The chaotic withdrawal from Afghanistan has shown that deficiencies in the European Union’s capacity to act autonomously come at a price. The only way forward is to combine EU forces and strengthen not only its capabilities but also its will to act through a European Defence Union.
The idea of a European Defence Force is often discussed within the EU; it has been on the table since the union’s foundation. Indeed, the EU’s interest in defence generally rises and falters depending on its threat perceptions and member states’ engagements with them.
“What has held us back until now is not just a shortfall of capacity – it is the lack of political will” – Ursula von der Leyen
But the ambition to become a security and defence alliance predates the union itself, with some of its members having discussed plans for a European army as early as the 1950s.
Within the last decade, member states’ interest in defence has grown following the Russian annexation of Crimea in 2014, the presidency of Donald Trump and the United Kingdom’s decision to leave the bloc in 2016, particularly since it had been one of the strongest opponents of a combined defence project.
The recent events in Afghanistan and the announcement of an Indo-Pacific defence agreement between Britain, America and Australia last month have also exacerbated this sense of insecurity.
As Josep Borrel, High Representative of the European Union for Foreign Affairs and Security Policy, reported during two informal meetings held in Slovenia throughout the first week of September:
“Regarding European defence, I have the hope that the discussions that we have had during the last couple of years have created enough common understanding of the threats that we are facing, to mobilise the common will of the member states.”
The withdrawal from Afghanistan, together with other major geopolitical events of recent years, has shown in a striking fashion that deficiencies in EU capacity to act autonomously come at a price. The only way forward is to combine EU forces and strengthen not only its capabilities, but also its will to act. This means enhancing the bloc’s ability to respond to hybrid challenges, covering key operational gaps like transportation logistics, raising its level of readiness through joint military training and developing a means of putting boots on the ground.
These proposals have been considered for many years and, so far, divisions among member states have led to insufficient action. Nowadays, however, it seems there is enough common understanding of the challenges and threats that the EU is facing to mobilise the common will of its constituents.

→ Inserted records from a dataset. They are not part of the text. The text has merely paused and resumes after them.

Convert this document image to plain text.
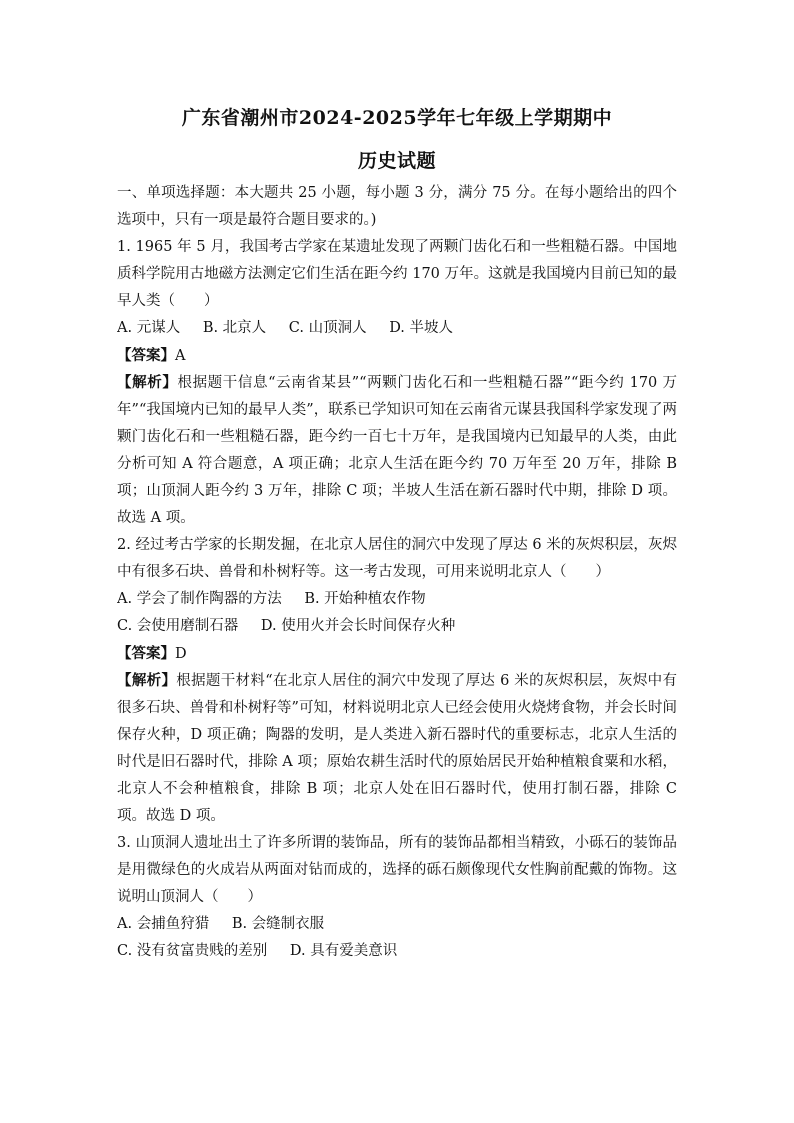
广东省潮州市2024-2025学年七年级上学期期中
历史试题
一、单项选择题：本大题共 25 小题，每小题 3 分，满分 75 分。在每小题给出的四个选项中，只有一项是最符合题目要求的。)
1. 1965 年 5 月，我国考古学家在某遗址发现了两颗门齿化石和一些粗糙石器。中国地质科学院用古地磁方法测定它们生活在距今约 170 万年。这就是我国境内目前已知的最早人类（　　）
A. 元谋人 B. 北京人 C. 山顶洞人 D. 半坡人
【答案】A
【解析】根据题干信息“云南省某县”“两颗门齿化石和一些粗糙石器”“距今约 170 万年”“我国境内已知的最早人类”，联系已学知识可知在云南省元谋县我国科学家发现了两颗门齿化石和一些粗糙石器，距今约一百七十万年，是我国境内已知最早的人类，由此分析可知 A 符合题意，A 项正确；北京人生活在距今约 70 万年至 20 万年，排除 B 项；山顶洞人距今约 3 万年，排除 C 项；半坡人生活在新石器时代中期，排除 D 项。故选 A 项。
2. 经过考古学家的长期发掘，在北京人居住的洞穴中发现了厚达 6 米的灰烬积层，灰烬中有很多石块、兽骨和朴树籽等。这一考古发现，可用来说明北京人（　　）
A. 学会了制作陶器的方法 B. 开始种植农作物
C. 会使用磨制石器 D. 使用火并会长时间保存火种
【答案】D
【解析】根据题干材料“在北京人居住的洞穴中发现了厚达 6 米的灰烬积层，灰烬中有很多石块、兽骨和朴树籽等”可知，材料说明北京人已经会使用火烧烤食物，并会长时间保存火种，D 项正确；陶器的发明，是人类进入新石器时代的重要标志，北京人生活的时代是旧石器时代，排除 A 项；原始农耕生活时代的原始居民开始种植粮食粟和水稻，北京人不会种植粮食，排除 B 项；北京人处在旧石器时代，使用打制石器，排除 C 项。故选 D 项。
3. 山顶洞人遗址出土了许多所谓的装饰品，所有的装饰品都相当精致，小砾石的装饰品是用微绿色的火成岩从两面对钻而成的，选择的砾石颇像现代女性胸前配戴的饰物。这说明山顶洞人（　　）
A. 会捕鱼狩猎 B. 会缝制衣服
C. 没有贫富贵贱的差别 D. 具有爱美意识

However, these circumstances are not an invitation to withdraw from further international challenges. On the contrary, they should embolden Europe to deepen its alliances and strengthen its determination — and ability — to defend its interests.
The implementation of a European Defence Union
The European Union is currently working on a “European Strategic Compass”, a document that will precisely define its ambitions for security and defence for the next five to 10 years. This Strategic Compass will serve to make a common assessment of the threats the EU faces and a common approach to dealing with them. By embracing the spirit and potential of collaboration, the document — to be issued in spring 2022 — will serve as a guide to Europe’s collective future.
Member states are fully involved in the exercise. Some, for example, have suggested the creation of a European “First Entry Force,” consisting of about 5,000 troops, that could undertake rapid and robust action. Such a body could, for example, have helped the EU to provide a secure perimeter for the evacuation of its citizens in Kabul.
In addition, French President Emmanuel Macron and European Commission President Ursula von der Leyen will convene a summit on European defence in the near future.
According to Mrs von der Leyen, the European Union is a unique security provider and, though the EU has started to develop a European defence ecosystem over the past few years, what it needs is a European Defence Union.
As for how it should function, she mentioned the importance of focusing on collective decision-making (situational awareness), cyber capabilities (a European cyber defence policy) and interoperability.
The EU is not only investing in its own defence capacities. As we all know, major changes have been in place since the current European Commission took office; central to those changes is its peace-building strategy. As of March 22nd, the EU has equipped itself with a new financial instrument that will cover all of its external actions that have military or defence implications under the Common Foreign and Security Policy (CFSP).
This new instrument, called the European Peace Facility, will be able, for the first time, to provide the armed forces of partner countries with infrastructure and equipment, including weapons. This change is meant to help the EU to support military peace-support operations conducted by third countries and regional organisations, anywhere in the world.